No último dia 05 de setembro, duas colegas da UFMG que participaram ativamente da elaboração da BNCC e que têm grande compromisso com a escola pública de qualidade, enviaram aos seus colegas da Faculdade de Educação uma nota de alerta sobre as ameaças ao PNE e sobre os novos rumos da BNCC. O Blog, com autorização das autoras, publica a mensagem.
Isabel Cristina Alves da Silva Frade
Maria Zélia Versiani Machado
Caros colegas da FAE,
Num momento de democracia em crise, gostaríamos de divulgar um fato bem grave que mostra esta crise na educação. Com todas as polêmicas que envolveram a concepção do que seria uma BNCC no campo educacional, a construção do documento foi conduzida segundo o que se defendia no Plano Nacional de Educação, mediante um processo que envolveu várias instâncias e atores.
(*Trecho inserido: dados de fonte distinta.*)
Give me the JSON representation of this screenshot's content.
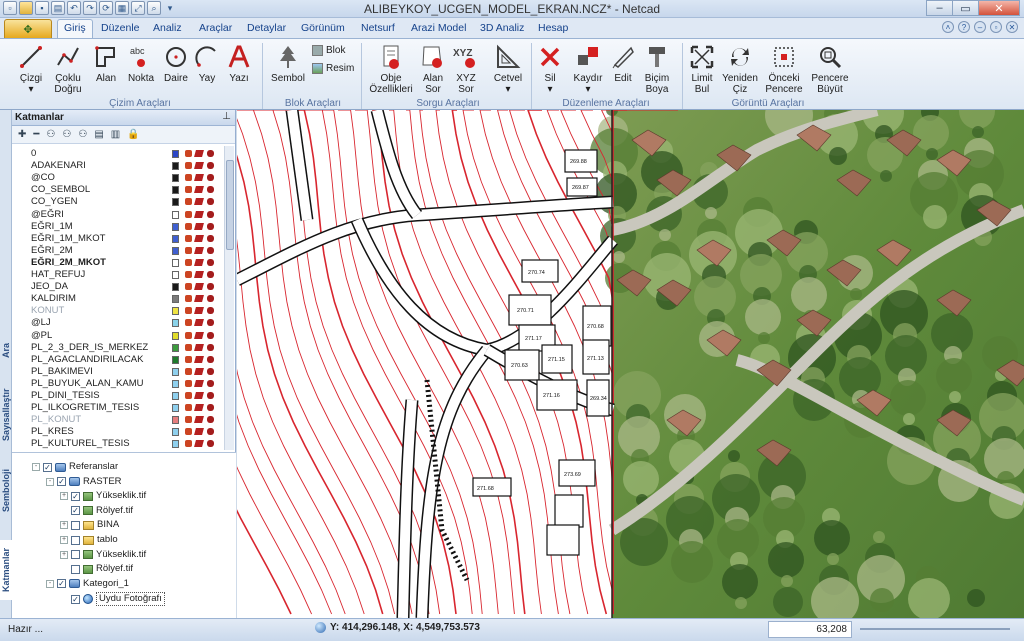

Seguindo o que estava proposto nas metas, foi produzida uma primeira versão para a consulta pública e , depois , uma segunda versão que foi objeto de discussão em fóruns estaduais durante o mês de julho e agosto deste ano. O resultado dessas consultas e debates geraria uma terceira versão, a ser enviada ao CNE .
No mês de maio de 2016, enquanto este processo estava em andamento e no momento em que era apresentada a segunda versão do documento, foi realizado um seminário sobre a BNCC na câmara e, depois, entrou na pauta o projeto Escola sem partido. Em função deste contexto, a equipe que participou da elaboração da BNCC divulgou imediatamente uma nota, denominada NOTA DE ESCLARECIMENTO E MANIFESTAÇÃO DE POCIONAMENTO DO COMITÊ ASSESSOR E EQUIPE DE ESPECIALISTAS QUE ATUARAM NA ELABORAÇÃO DA BASE NACIONAL COMUM CURRICULAR”, alertando sobre os riscos de perdermos o caráter democrático de consulta e produção que tínhamos conseguido instituir até o momento em que foi divulgada a segunda versão.
Em fevereiro de 2016 também foi apresentado à Câmara dos deputados o Projeto de Lei Nº 4.486, DE 2016 que “Altera a Lei nº 13.005, de 25 de junho de 2014, Plano Nacional de Educação – PNE, visando que a Base Nacional Comum Curricular – BNCC, mediante proposta do Poder Executivo, seja aprovada pelo Congresso Nacional.”, de autoria do deputado ROGÉRIO MARINHO.
Este projeto, assim como o da Escola sem Partido, já revelava as forças conservadoras que estavam espreitando o país , às vésperas do processo de impeachment. Nos últimos dias de agosto, o processo de tramitação avançou e foi divulgado o parecer do deputado Átila Lira sobre a PL de Rogério Marinho. Invocando questões de ilegalidade, resultados do PISA e interpretando a atual versão como doutrinária e sem base científica e pedagógica, o relator tenta retomar discursos de João Batista de Oliveira e Ilona Becskeházy que prescrevem o que deveria ser uma BNCC, mostrando o tipo de argumentação que esta por vir e a mudança de concepção sobre o que seria a BNCC pois há, no parecer, uma ideia de conteúdos mínimos e programas fechados. Para o relator, se a BNCC envolve direitos, o tema seria deliberado na câmara e não com a sociedade.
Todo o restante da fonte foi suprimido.